Viktor Dukhovni:
> On Thu, Jun 23, 2022 at 02:43:02PM -0700, Derek B. Noonburg wrote:
>
> > I'm running postfix to handle email for several users. One of them
> > has a .forward file that points to a gmail address. Gmail's servers
> > are rejecting some email for various causes ("low reputation of
> > sending domain", SPF failures).
> >
> > The problem is that postfix then bounces the email back to the (likely
> > forged) sender, which means my server is sending backscatter.
> >
> > What I'd like to do is silently drop any email that's rejected by the
> > target of a .forward file. Is there some way to configure postfix to
> > do that? Or some better way of handling this problem?
>
> If you can convince the user to surrender the alias management to you,
> then you instead configure:
>
> owner-user: user
> user: [email protected]
>
> And presto magic, email to gmail will be forwarded with an envelope
> sender address that no longer fails SPF checks. DKIM should continue
> to work, because the message content will not be modified in transit.

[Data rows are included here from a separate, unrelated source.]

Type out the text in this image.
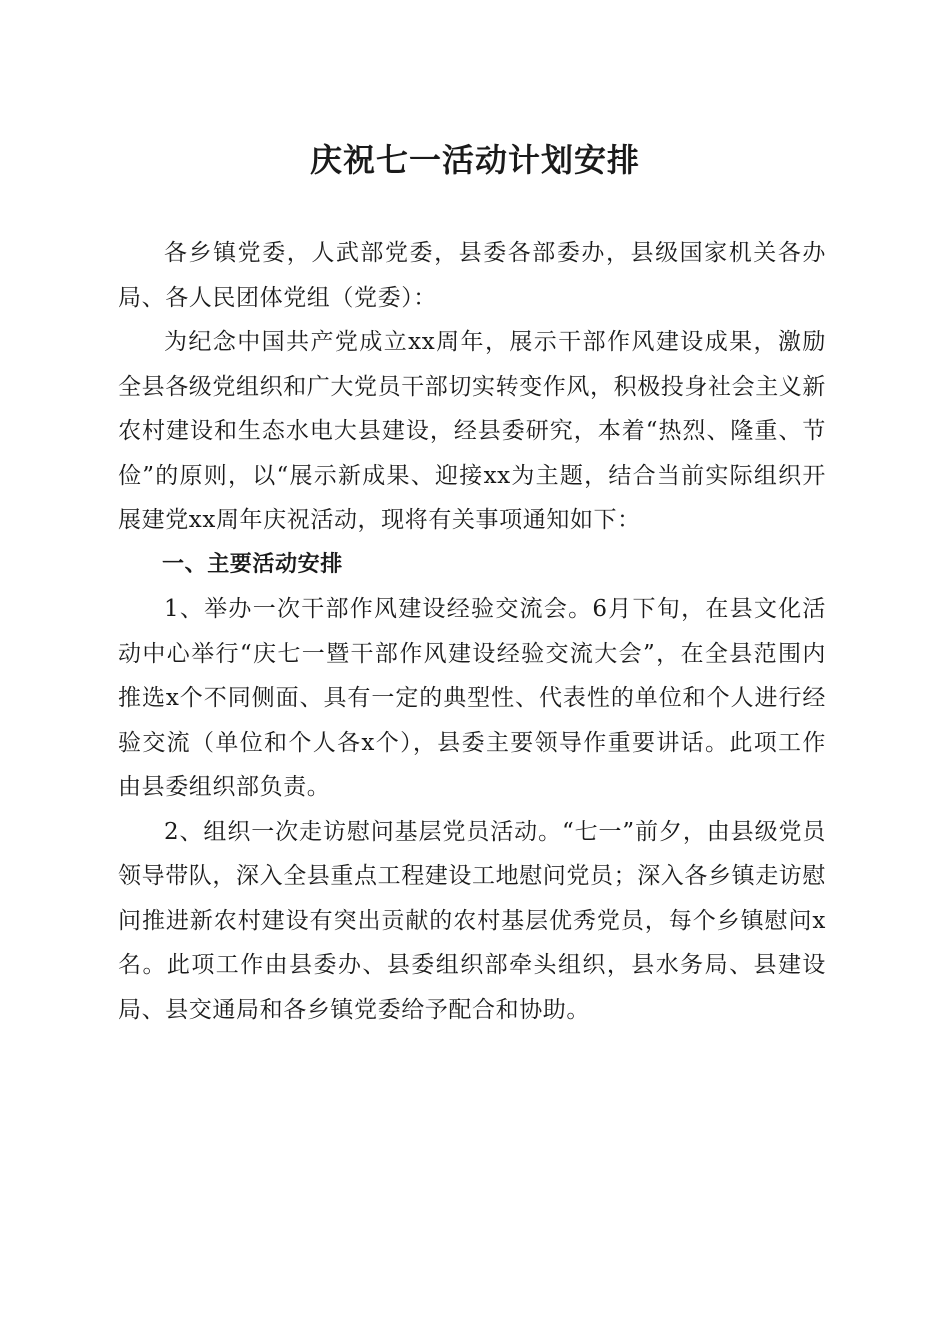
庆祝七一活动计划安排

各乡镇党委，人武部党委，县委各部委办，县级国家机关各办局、各人民团体党组（党委）：

为纪念中国共产党成立xx周年，展示干部作风建设成果，激励全县各级党组织和广大党员干部切实转变作风，积极投身社会主义新农村建设和生态水电大县建设，经县委研究，本着“热烈、隆重、节俭”的原则，以“展示新成果、迎接xx为主题，结合当前实际组织开展建党xx周年庆祝活动，现将有关事项通知如下：

一、主要活动安排

1、举办一次干部作风建设经验交流会。6月下旬，在县文化活动中心举行“庆七一暨干部作风建设经验交流大会”，在全县范围内推选x个不同侧面、具有一定的典型性、代表性的单位和个人进行经验交流（单位和个人各x个），县委主要领导作重要讲话。此项工作由县委组织部负责。

2、组织一次走访慰问基层党员活动。“七一”前夕，由县级党员领导带队，深入全县重点工程建设工地慰问党员；深入各乡镇走访慰问推进新农村建设有突出贡献的农村基层优秀党员，每个乡镇慰问x名。此项工作由县委办、县委组织部牵头组织，县水务局、县建设局、县交通局和各乡镇党委给予配合和协助。
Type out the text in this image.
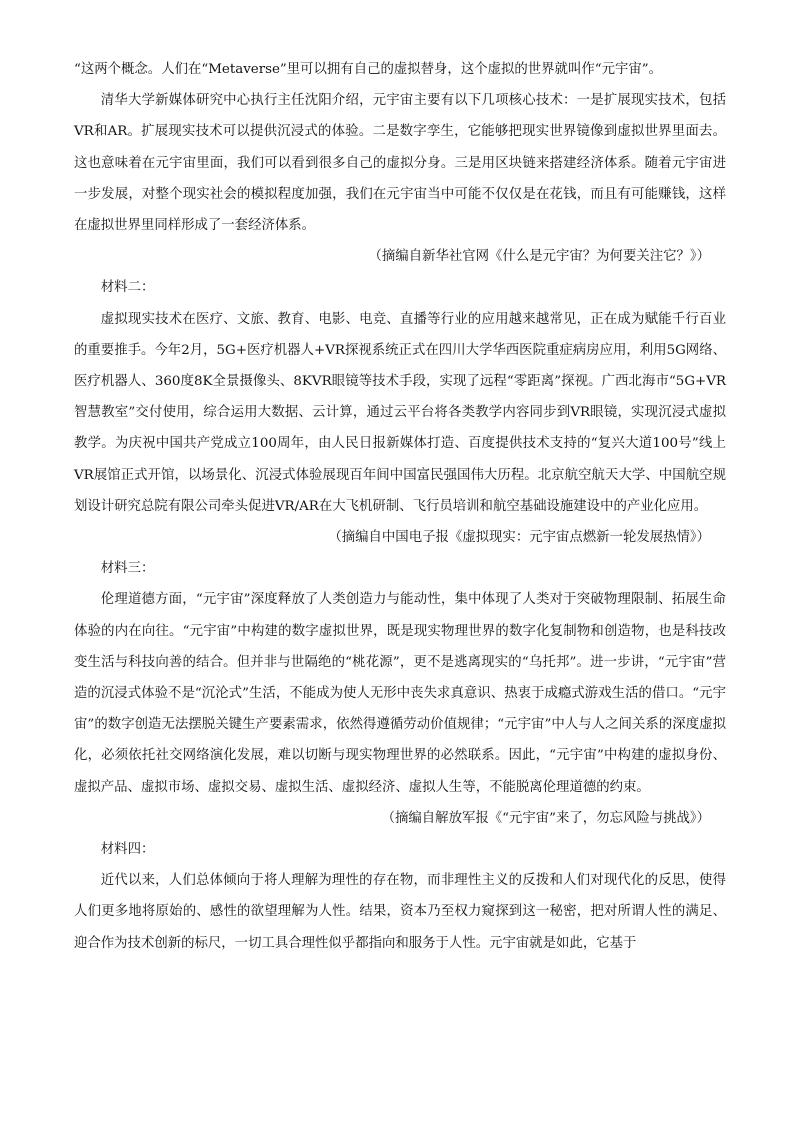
“这两个概念。人们在“Metaverse”里可以拥有自己的虚拟替身，这个虚拟的世界就叫作“元宇宙”。

清华大学新媒体研究中心执行主任沈阳介绍，元宇宙主要有以下几项核心技术：一是扩展现实技术，包括VR和AR。扩展现实技术可以提供沉浸式的体验。二是数字孪生，它能够把现实世界镜像到虚拟世界里面去。这也意味着在元宇宙里面，我们可以看到很多自己的虚拟分身。三是用区块链来搭建经济体系。随着元宇宙进一步发展，对整个现实社会的模拟程度加强，我们在元宇宙当中可能不仅仅是在花钱，而且有可能赚钱，这样在虚拟世界里同样形成了一套经济体系。

（摘编自新华社官网《什么是元宇宙？为何要关注它？》）

材料二：

虚拟现实技术在医疗、文旅、教育、电影、电竞、直播等行业的应用越来越常见，正在成为赋能千行百业的重要推手。今年2月，5G+医疗机器人+VR探视系统正式在四川大学华西医院重症病房应用，利用5G网络、医疗机器人、360度8K全景摄像头、8KVR眼镜等技术手段，实现了远程“零距离”探视。广西北海市“5G+VR智慧教室”交付使用，综合运用大数据、云计算，通过云平台将各类教学内容同步到VR眼镜，实现沉浸式虚拟教学。为庆祝中国共产党成立100周年，由人民日报新媒体打造、百度提供技术支持的“复兴大道100号”线上VR展馆正式开馆，以场景化、沉浸式体验展现百年间中国富民强国伟大历程。北京航空航天大学、中国航空规划设计研究总院有限公司牵头促进VR/AR在大飞机研制、飞行员培训和航空基础设施建设中的产业化应用。

（摘编自中国电子报《虚拟现实：元宇宙点燃新一轮发展热情》）

材料三：

伦理道德方面，“元宇宙”深度释放了人类创造力与能动性，集中体现了人类对于突破物理限制、拓展生命体验的内在向往。“元宇宙”中构建的数字虚拟世界，既是现实物理世界的数字化复制物和创造物，也是科技改变生活与科技向善的结合。但并非与世隔绝的“桃花源”，更不是逃离现实的“乌托邦”。进一步讲，“元宇宙”营造的沉浸式体验不是“沉沦式”生活，不能成为使人无形中丧失求真意识、热衷于成瘾式游戏生活的借口。“元宇宙”的数字创造无法摆脱关键生产要素需求，依然得遵循劳动价值规律；“元宇宙”中人与人之间关系的深度虚拟化，必须依托社交网络演化发展，难以切断与现实物理世界的必然联系。因此，“元宇宙”中构建的虚拟身份、虚拟产品、虚拟市场、虚拟交易、虚拟生活、虚拟经济、虚拟人生等，不能脱离伦理道德的约束。

（摘编自解放军报《“元宇宙”来了，勿忘风险与挑战》）

材料四：

近代以来，人们总体倾向于将人理解为理性的存在物，而非理性主义的反拨和人们对现代化的反思，使得人们更多地将原始的、感性的欲望理解为人性。结果，资本乃至权力窥探到这一秘密，把对所谓人性的满足、迎合作为技术创新的标尺，一切工具合理性似乎都指向和服务于人性。元宇宙就是如此，它基于
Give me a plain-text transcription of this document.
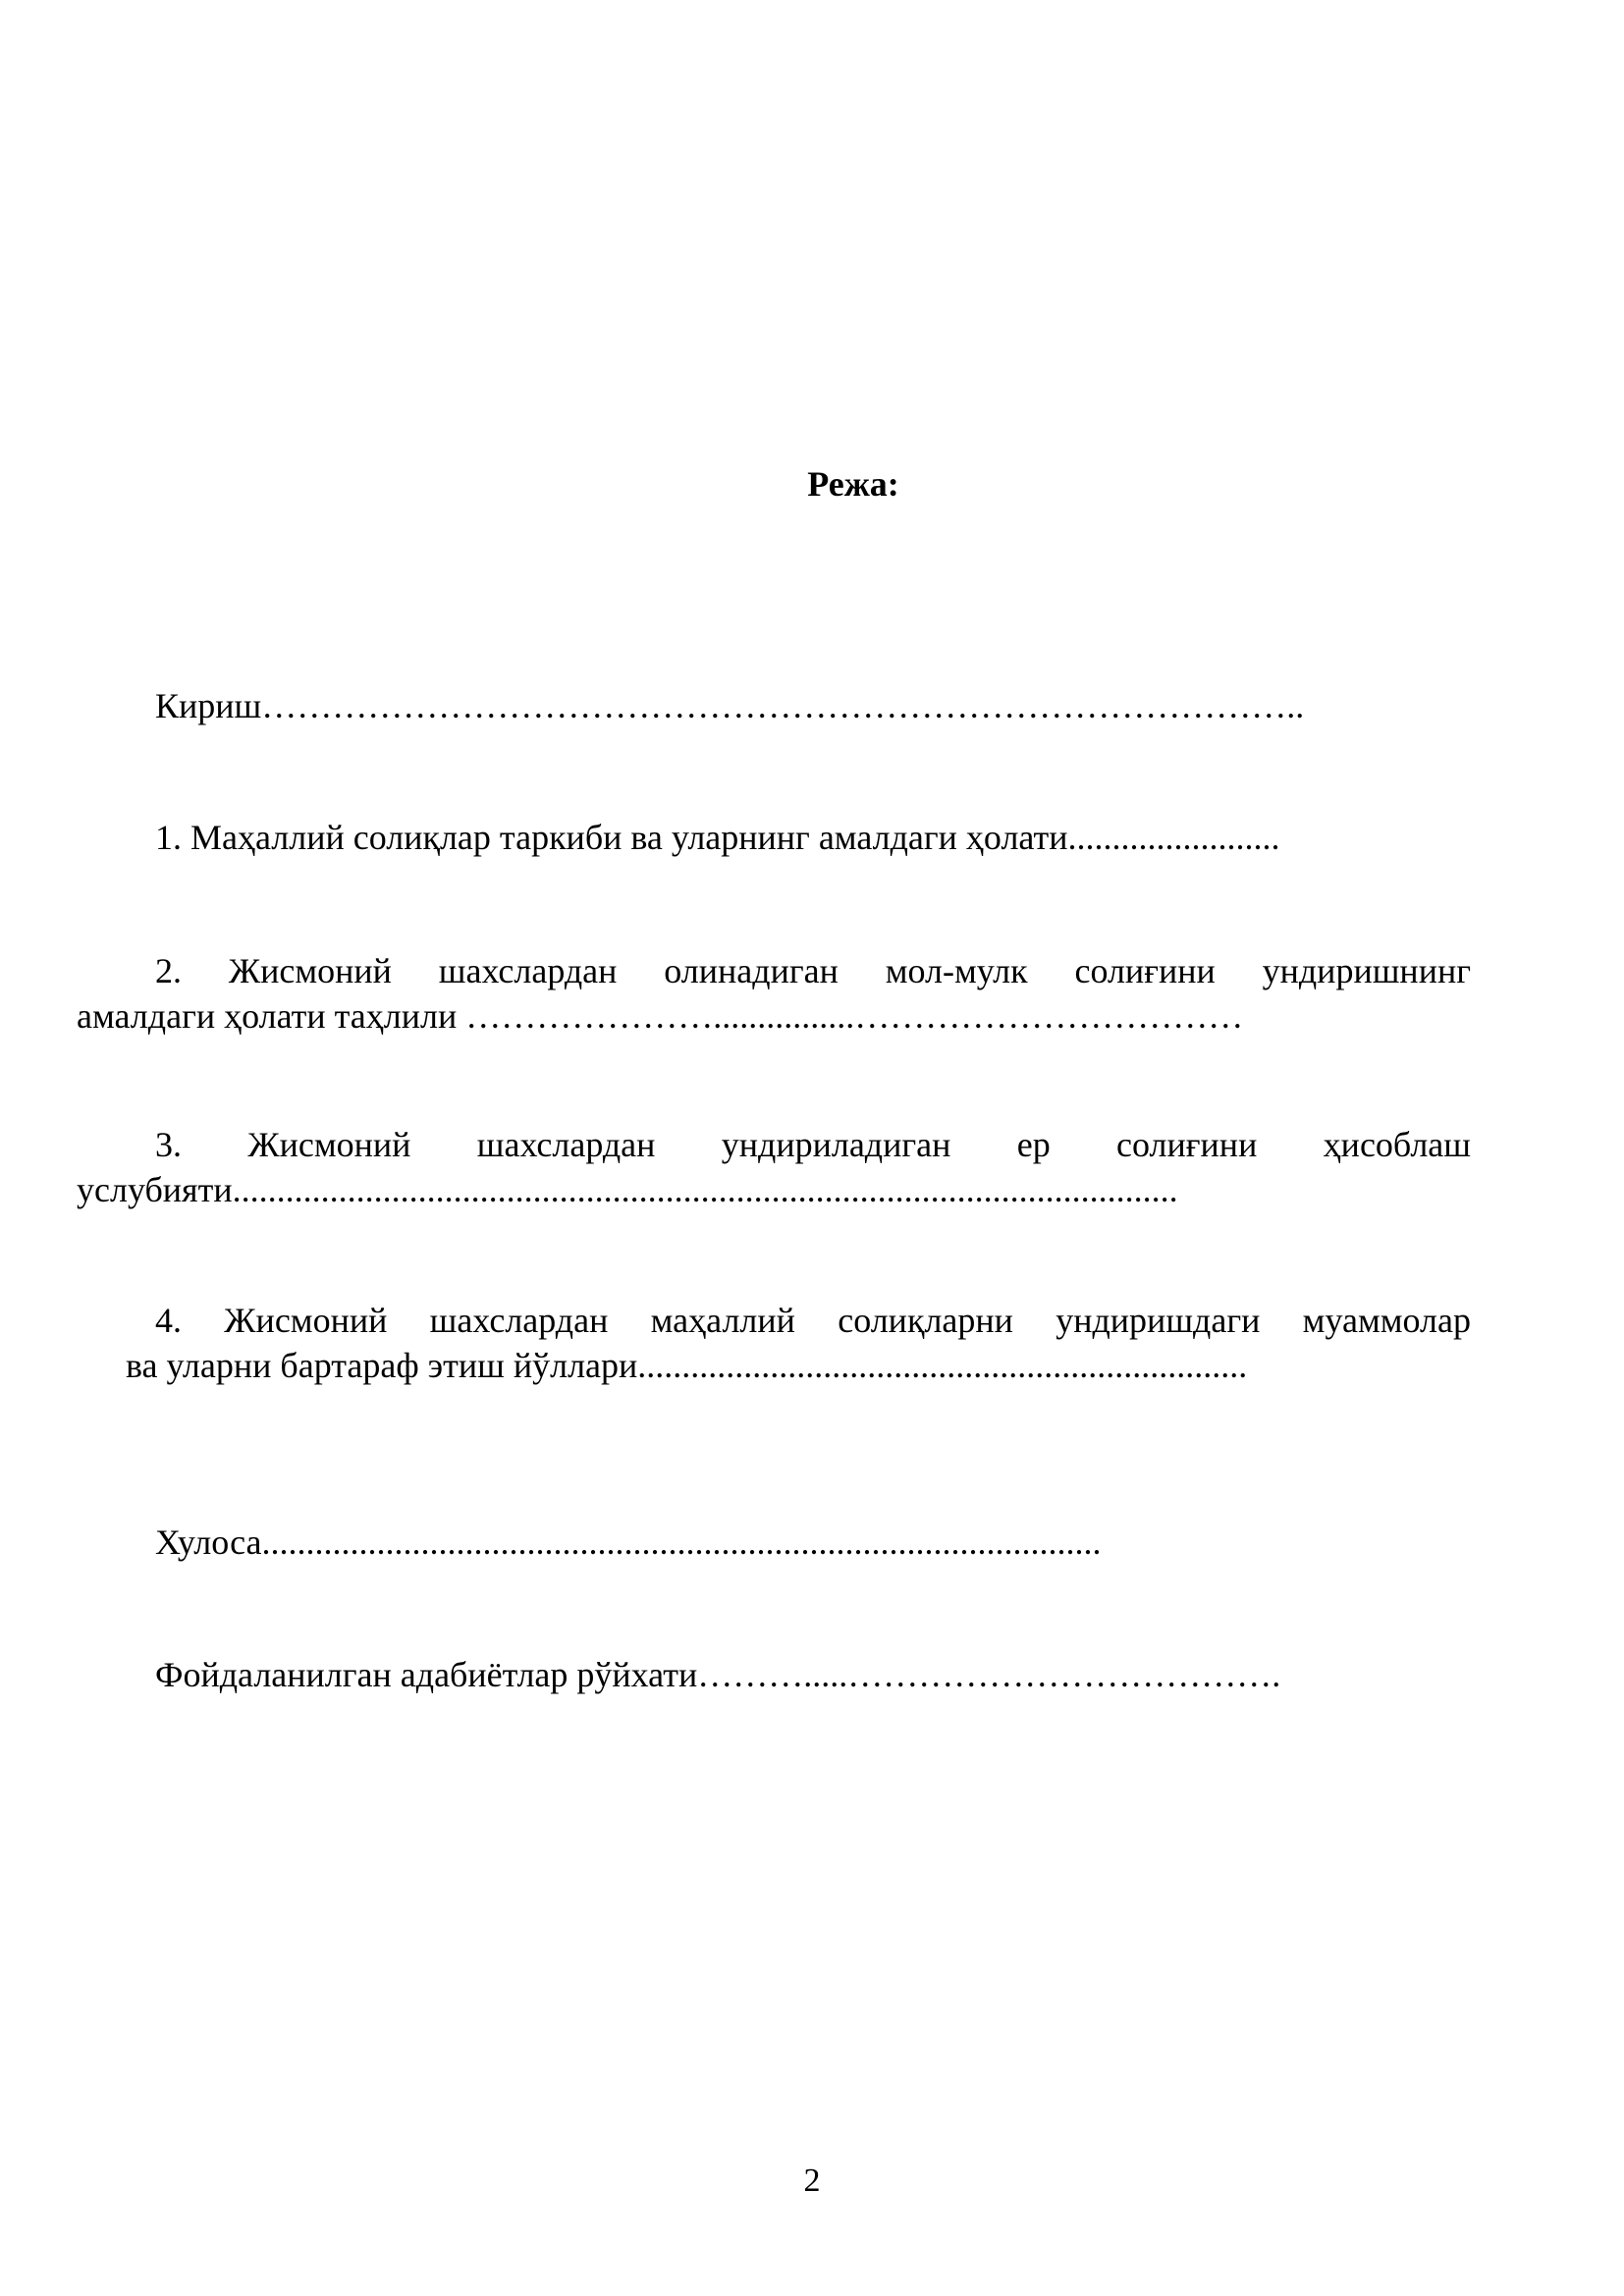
Режа:

Кириш……………………………………………………………………………..

1. Маҳаллий солиқлар таркиби ва уларнинг амалдаги ҳолати........................

2. Жисмоний шахслардан олинадиган мол-мулк солиғини ундиришнинг
амалдаги ҳолати таҳлили …………………................……………………………
3. Жисмоний шахслардан ундириладиган ер солиғини ҳисоблаш
услубияти...........................................................................................................
4. Жисмоний шахслардан маҳаллий солиқларни ундиришдаги муаммолар
ва уларни бартараф этиш йўллари.....................................................................

Хулоса...............................................................................................

Фойдаланилган адабиётлар рўйхати……….....……………………………….

2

That is a neat hack. Would this work?
owner-user: user
user: :include:/home/user/.forward
Postfix will switch execution privileges to those of the :include:
file owner, when that file is included from the local system aiases
file (it won't switch when the :include: directive is in a user-owned
file, to avoid privilege escalation).
This would not propagate address extensions. But then, local aliases
and .forward files don't propagate address extensions by default.
> I just don't expect that owner-aliases can be sensibly combined with
> .forward files. Though perhaps local(8) manages to pull off that magic
> much to my surprise.
owner-foo lookups are implemented for local alias file lokups.